# Интернет о суициде > Этот форум >  Первая страница в explorer

## June

Чтото первая страница в эксплорере 8 развалилась, остальные нормально отображаются, в фаерфоксе вроде все нормально.

----------


## Больной на всю голову

> Чтото первая страница в эксплорере 8 развалилась, остальные нормально отображаются, в фаерфоксе вроде все нормально.


 Открыл 8-м все нормально отображается. Что-то,наверное, у Вас в настройках

----------


## June

Странно. Настройки не менял. Сегодня вдруг перестала корректно отображатся. Остальные сайты показывает нормально. Может чего на сайте меняли?

Я про эту страницу: http://www.suicide-forum.com/forum.php

----------


## Snape

Плюсую. Абсолютно та же картина - в 8м разъехалась форма, но только на главной странице, 9й не юзаю по причине толщины, в лисе все ок (но там свои заморочки, не люблю ее). Сегодня модицифицировали двигло форума?

----------


## Troumn

Кто-то ещё использует эксплорер? Жесть.

----------


## Уходящий к звездам.

Мне тоже показалось это странным.

----------


## Snape

Что за максимализм? У каждого браузера есть свои преимущества. Я не говорю, что использую ТОЛЬКО эксплорер, но форумы читаю именно в нем.

----------


## Troumn

> У каждого браузера есть свои преимущества.


 Есть те же опера и гугл хром уделывают эксплорер по всем параметрам. В том числе и по удобству чтения форумных тем. Это всё равно что покупать электронику, в то время как псп вита вышла.

----------


## Snape

> Есть те же опера и гугл хром уделывают эксплорер по всем параметрам.

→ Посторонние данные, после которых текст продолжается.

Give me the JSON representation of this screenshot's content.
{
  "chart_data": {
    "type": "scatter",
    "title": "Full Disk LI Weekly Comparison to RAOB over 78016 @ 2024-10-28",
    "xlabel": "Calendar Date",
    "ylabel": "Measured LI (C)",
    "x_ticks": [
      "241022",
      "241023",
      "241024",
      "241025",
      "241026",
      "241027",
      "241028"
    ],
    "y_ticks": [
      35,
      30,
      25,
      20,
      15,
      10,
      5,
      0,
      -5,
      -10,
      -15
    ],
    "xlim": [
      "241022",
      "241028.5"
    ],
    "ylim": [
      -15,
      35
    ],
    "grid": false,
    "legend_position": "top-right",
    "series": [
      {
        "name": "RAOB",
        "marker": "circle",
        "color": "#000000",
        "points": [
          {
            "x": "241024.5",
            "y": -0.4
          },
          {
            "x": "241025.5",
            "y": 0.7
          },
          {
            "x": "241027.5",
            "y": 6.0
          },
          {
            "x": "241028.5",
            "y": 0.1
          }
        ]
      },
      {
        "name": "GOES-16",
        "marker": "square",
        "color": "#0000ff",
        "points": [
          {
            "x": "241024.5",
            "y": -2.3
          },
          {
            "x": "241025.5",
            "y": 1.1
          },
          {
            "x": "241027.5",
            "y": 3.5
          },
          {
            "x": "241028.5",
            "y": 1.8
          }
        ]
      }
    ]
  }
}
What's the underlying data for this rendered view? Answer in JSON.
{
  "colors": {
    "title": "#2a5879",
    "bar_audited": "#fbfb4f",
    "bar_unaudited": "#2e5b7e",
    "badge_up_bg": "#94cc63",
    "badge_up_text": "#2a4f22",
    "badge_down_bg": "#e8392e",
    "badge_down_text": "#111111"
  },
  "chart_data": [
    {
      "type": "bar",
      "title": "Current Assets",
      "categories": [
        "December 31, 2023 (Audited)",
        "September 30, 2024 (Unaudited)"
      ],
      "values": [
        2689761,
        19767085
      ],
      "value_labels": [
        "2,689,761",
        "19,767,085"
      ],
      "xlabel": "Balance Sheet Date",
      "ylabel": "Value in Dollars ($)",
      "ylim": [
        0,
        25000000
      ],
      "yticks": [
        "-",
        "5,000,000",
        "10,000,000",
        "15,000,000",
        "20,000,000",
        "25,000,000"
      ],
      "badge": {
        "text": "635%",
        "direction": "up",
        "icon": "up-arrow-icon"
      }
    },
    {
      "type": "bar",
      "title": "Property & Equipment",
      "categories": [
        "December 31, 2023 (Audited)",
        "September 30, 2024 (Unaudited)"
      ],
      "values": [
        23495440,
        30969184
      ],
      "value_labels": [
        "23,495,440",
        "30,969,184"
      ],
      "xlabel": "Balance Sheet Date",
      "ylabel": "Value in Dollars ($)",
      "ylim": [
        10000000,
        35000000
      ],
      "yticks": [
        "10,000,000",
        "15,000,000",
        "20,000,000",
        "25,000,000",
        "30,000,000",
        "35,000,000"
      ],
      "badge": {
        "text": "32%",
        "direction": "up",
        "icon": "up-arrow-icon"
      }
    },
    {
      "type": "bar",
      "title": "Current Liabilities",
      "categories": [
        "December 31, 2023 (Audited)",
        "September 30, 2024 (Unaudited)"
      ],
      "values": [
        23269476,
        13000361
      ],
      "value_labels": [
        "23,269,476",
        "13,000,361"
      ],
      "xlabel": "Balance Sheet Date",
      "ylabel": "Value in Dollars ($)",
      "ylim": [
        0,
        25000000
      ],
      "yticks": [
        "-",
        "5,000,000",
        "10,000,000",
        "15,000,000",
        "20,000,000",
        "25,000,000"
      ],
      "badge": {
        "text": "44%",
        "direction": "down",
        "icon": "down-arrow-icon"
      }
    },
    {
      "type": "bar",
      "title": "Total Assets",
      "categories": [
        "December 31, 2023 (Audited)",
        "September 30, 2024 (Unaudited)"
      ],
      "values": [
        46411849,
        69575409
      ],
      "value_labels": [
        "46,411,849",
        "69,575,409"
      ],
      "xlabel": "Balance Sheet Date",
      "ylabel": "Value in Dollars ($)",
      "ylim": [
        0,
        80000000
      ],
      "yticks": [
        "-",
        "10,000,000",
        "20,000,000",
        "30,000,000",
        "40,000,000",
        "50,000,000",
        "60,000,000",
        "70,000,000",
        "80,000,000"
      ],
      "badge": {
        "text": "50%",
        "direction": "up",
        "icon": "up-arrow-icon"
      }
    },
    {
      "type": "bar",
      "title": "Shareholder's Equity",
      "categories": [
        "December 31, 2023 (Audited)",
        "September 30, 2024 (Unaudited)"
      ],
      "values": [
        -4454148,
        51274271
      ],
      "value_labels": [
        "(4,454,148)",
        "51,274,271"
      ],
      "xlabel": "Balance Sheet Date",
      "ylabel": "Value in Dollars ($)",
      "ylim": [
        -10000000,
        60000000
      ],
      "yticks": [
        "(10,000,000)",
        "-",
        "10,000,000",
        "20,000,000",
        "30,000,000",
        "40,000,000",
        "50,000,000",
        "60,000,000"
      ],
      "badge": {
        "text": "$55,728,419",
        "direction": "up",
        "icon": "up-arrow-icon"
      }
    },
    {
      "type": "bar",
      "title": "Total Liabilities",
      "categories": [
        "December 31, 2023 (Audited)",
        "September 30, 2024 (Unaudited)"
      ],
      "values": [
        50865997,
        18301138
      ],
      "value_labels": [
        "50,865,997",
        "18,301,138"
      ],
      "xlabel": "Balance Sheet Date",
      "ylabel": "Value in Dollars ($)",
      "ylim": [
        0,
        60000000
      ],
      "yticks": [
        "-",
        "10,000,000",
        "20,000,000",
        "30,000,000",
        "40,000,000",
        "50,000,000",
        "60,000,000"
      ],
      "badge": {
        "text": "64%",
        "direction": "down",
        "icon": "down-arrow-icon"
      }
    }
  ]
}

 Это заблуждение - просто вы не учитываете именно что ВСЕ параметры.

Но спорить на эту тему я не хочу, т.к. сути дела это не меняет. Мне лишь интересен ответ админа - будут ли откатывать двигло к нормальной версии, или хотя бы фиксить под 8й эксплорер? Или же хочешь-не хочешь, но придется этот конкретный форум читать в другом браузере?

----------


## Troumn

> Это заблуждение - просто вы не учитываете именно что ВСЕ параметры.


 Ну блин, я же не заставляю тебя бросать его, если тебе на нём удобнее - пожалуйста. Но, прими к факту, что пользование експлорером в наши дни как минимум не серьёзно.

----------


## June

> Но, прими к факту, что пользование експлорером в наши дни как минимум не серьёзно.


 *Snape* вроде писал, что он профессиональный программист. И я тоже программист. А знаешь, чем отличается студент от профессионального программиста? Студент радуется, если иногда работает, а профессионал огорчается, если иногда не работает. (это я про первую страницу сайта)

----------